PoseGPT: Quantization-based 3D Human Motion Generation and Forecasting
This addresses the need for flexible motion generation in computer vision and robotics, though it is incremental as it builds on existing transformer and quantization techniques.
The paper tackles the problem of action-conditioned generation of human motion sequences by proposing PoseGPT, a method that compresses motion into quantized latent sequences for autoregressive prediction, achieving state-of-the-art results on datasets like HumanAct12, BABEL, and GRAB.

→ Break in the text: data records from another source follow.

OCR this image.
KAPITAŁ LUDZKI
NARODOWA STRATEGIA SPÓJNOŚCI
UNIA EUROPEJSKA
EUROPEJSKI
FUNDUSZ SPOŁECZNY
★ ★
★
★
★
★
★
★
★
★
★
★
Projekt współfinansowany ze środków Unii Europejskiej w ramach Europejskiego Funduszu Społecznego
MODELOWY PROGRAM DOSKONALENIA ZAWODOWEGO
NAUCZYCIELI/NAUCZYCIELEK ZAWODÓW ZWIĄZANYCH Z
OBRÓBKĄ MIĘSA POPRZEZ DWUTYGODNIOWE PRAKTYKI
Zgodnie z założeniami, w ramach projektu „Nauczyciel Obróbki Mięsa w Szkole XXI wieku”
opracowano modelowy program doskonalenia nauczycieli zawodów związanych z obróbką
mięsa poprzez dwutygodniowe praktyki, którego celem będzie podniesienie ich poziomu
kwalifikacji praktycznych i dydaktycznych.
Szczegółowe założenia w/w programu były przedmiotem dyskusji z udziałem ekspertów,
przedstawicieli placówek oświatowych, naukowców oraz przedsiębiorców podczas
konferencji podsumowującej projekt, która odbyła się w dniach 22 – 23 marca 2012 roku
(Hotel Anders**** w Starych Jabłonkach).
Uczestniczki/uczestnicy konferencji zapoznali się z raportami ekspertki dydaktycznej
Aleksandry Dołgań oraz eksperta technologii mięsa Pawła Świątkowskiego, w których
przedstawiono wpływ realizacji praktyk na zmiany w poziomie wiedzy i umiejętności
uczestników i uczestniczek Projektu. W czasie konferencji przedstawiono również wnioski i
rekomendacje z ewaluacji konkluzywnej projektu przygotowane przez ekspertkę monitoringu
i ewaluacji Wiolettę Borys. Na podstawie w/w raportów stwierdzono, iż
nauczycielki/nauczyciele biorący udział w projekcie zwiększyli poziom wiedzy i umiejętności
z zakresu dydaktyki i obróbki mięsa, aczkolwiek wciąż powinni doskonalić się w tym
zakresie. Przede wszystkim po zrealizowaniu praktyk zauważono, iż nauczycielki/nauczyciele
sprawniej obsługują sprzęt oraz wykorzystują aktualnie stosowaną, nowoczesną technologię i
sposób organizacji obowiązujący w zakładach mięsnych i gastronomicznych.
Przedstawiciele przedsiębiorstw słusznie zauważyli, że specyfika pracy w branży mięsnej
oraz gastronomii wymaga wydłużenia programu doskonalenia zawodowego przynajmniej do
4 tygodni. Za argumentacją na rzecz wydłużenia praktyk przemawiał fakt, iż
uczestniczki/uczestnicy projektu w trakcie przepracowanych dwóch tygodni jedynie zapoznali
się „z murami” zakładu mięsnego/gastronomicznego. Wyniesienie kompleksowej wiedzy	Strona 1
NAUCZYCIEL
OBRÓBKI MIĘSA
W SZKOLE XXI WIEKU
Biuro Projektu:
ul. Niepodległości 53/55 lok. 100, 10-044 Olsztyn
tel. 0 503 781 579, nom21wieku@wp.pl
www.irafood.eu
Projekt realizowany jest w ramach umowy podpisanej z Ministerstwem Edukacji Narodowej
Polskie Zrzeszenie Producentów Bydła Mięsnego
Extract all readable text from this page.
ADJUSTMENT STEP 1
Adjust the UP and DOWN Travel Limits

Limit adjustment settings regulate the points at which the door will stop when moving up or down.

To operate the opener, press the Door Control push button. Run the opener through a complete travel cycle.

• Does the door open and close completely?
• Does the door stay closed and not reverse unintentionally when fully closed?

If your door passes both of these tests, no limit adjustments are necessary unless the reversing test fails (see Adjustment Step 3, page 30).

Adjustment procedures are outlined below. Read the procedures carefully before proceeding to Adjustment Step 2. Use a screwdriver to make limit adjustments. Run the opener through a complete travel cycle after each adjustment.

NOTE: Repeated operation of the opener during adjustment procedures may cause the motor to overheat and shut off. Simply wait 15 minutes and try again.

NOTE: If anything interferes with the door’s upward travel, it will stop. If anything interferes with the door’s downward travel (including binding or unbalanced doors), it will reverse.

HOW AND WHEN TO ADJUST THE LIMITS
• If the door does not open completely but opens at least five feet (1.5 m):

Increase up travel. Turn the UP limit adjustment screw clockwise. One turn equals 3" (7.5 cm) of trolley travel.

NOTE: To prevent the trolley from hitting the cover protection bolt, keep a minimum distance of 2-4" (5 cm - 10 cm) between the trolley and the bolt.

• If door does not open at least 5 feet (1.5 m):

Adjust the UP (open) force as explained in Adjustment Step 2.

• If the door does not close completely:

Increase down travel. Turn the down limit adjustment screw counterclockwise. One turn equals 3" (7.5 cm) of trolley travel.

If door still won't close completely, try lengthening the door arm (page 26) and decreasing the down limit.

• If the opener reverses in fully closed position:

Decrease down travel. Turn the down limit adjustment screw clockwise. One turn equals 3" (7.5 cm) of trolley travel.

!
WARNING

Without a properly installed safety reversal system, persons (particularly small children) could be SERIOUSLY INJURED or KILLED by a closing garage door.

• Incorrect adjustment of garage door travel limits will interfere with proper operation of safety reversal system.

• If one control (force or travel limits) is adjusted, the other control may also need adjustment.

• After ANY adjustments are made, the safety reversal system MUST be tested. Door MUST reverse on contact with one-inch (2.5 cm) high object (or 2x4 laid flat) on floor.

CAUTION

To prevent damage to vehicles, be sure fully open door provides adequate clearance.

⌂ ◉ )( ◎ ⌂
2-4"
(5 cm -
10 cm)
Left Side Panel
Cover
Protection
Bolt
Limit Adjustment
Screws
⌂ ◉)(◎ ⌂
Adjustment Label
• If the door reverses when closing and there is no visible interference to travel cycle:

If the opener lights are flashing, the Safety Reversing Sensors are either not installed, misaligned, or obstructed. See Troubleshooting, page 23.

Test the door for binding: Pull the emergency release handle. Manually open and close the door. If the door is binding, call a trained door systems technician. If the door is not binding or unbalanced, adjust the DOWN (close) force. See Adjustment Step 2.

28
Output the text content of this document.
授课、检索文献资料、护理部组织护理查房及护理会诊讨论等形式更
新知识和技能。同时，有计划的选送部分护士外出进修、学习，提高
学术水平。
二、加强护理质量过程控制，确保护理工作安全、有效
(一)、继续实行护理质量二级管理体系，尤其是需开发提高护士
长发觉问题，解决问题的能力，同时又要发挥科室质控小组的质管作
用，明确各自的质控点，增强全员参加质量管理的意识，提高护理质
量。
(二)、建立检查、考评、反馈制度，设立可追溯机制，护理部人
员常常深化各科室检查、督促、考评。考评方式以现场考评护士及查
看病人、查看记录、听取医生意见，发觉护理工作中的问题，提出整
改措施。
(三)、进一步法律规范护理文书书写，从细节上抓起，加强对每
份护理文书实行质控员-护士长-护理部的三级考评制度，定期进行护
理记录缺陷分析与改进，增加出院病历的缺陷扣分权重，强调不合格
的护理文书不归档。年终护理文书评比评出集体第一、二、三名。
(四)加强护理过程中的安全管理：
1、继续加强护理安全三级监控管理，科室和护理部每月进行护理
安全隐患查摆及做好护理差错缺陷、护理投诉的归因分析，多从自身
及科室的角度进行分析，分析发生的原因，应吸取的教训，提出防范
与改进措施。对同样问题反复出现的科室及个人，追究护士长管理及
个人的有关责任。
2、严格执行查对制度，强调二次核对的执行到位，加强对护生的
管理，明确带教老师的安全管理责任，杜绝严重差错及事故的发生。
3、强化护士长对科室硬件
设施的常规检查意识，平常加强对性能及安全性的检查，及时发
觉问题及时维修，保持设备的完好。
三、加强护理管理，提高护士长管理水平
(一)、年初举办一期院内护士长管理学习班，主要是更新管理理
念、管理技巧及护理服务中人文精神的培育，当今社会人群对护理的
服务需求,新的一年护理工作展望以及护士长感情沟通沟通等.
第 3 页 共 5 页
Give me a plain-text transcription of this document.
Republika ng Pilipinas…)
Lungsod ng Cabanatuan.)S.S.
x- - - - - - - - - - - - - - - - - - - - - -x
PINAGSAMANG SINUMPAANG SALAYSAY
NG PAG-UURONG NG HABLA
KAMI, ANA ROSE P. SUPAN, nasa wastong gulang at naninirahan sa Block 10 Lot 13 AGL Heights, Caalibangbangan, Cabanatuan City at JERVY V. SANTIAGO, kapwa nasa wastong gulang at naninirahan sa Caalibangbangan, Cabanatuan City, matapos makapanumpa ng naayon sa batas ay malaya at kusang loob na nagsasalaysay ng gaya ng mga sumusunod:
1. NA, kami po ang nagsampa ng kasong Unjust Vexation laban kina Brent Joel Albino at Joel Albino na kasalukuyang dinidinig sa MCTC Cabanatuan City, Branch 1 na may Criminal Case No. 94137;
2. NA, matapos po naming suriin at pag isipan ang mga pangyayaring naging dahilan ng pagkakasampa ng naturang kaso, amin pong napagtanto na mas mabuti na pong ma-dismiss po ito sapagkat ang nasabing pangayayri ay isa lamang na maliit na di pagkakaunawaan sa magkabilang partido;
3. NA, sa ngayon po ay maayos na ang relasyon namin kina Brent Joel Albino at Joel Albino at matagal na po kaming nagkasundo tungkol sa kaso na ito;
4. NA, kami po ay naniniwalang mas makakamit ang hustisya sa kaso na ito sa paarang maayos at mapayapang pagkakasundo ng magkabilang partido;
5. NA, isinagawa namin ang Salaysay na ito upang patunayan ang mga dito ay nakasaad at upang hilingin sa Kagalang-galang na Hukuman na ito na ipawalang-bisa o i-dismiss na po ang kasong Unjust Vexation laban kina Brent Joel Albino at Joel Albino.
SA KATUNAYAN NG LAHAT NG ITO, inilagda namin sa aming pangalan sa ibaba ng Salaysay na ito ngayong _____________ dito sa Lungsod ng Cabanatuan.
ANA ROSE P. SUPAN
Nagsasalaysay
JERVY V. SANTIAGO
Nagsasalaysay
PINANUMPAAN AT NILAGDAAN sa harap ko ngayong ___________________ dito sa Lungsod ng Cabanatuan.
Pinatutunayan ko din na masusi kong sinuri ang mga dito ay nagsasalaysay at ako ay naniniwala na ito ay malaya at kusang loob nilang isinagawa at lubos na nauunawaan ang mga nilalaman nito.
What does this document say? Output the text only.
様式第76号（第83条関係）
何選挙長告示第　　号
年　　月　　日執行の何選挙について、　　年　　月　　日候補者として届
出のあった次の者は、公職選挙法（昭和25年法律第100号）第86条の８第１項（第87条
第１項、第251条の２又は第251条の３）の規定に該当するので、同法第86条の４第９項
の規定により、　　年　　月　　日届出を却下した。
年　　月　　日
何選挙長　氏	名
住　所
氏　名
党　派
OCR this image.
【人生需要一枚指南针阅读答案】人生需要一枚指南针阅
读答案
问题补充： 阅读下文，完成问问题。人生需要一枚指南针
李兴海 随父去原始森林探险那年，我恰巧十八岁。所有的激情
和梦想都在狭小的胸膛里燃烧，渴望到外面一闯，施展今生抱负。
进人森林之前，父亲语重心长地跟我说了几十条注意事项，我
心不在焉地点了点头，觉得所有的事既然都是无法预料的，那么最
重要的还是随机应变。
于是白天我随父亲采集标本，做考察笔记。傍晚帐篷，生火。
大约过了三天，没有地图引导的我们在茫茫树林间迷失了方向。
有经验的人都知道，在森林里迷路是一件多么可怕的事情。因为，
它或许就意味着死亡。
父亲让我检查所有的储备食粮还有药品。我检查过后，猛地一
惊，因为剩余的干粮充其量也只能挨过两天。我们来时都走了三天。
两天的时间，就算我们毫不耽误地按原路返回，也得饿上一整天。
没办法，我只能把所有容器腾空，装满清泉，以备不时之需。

We address the problem of action-conditioned generation of human motion sequences. Existing work falls into two categories: forecast models conditioned on observed past motions, or generative models conditioned on action labels and duration only. In contrast, we generate motion conditioned on observations of arbitrary length, including none. To solve this generalized problem, we propose PoseGPT, an auto-regressive transformer-based approach which internally compresses human motion into quantized latent sequences. An auto-encoder first maps human motion to latent index sequences in a discrete space, and vice-versa. Inspired by the Generative Pretrained Transformer (GPT), we propose to train a GPT-like model for next-index prediction in that space; this allows PoseGPT to output distributions on possible futures, with or without conditioning on past motion. The discrete and compressed nature of the latent space allows the GPT-like model to focus on long-range signal, as it removes low-level redundancy in the input signal. Predicting discrete indices also alleviates the common pitfall of predicting averaged poses, a typical failure case when regressing continuous values, as the average of discrete targets is not a target itself. Our experimental results show that our proposed approach achieves state-of-the-art results on HumanAct12, a standard but small scale dataset, as well as on BABEL, a recent large scale MoCap dataset, and on GRAB, a human-object interactions dataset.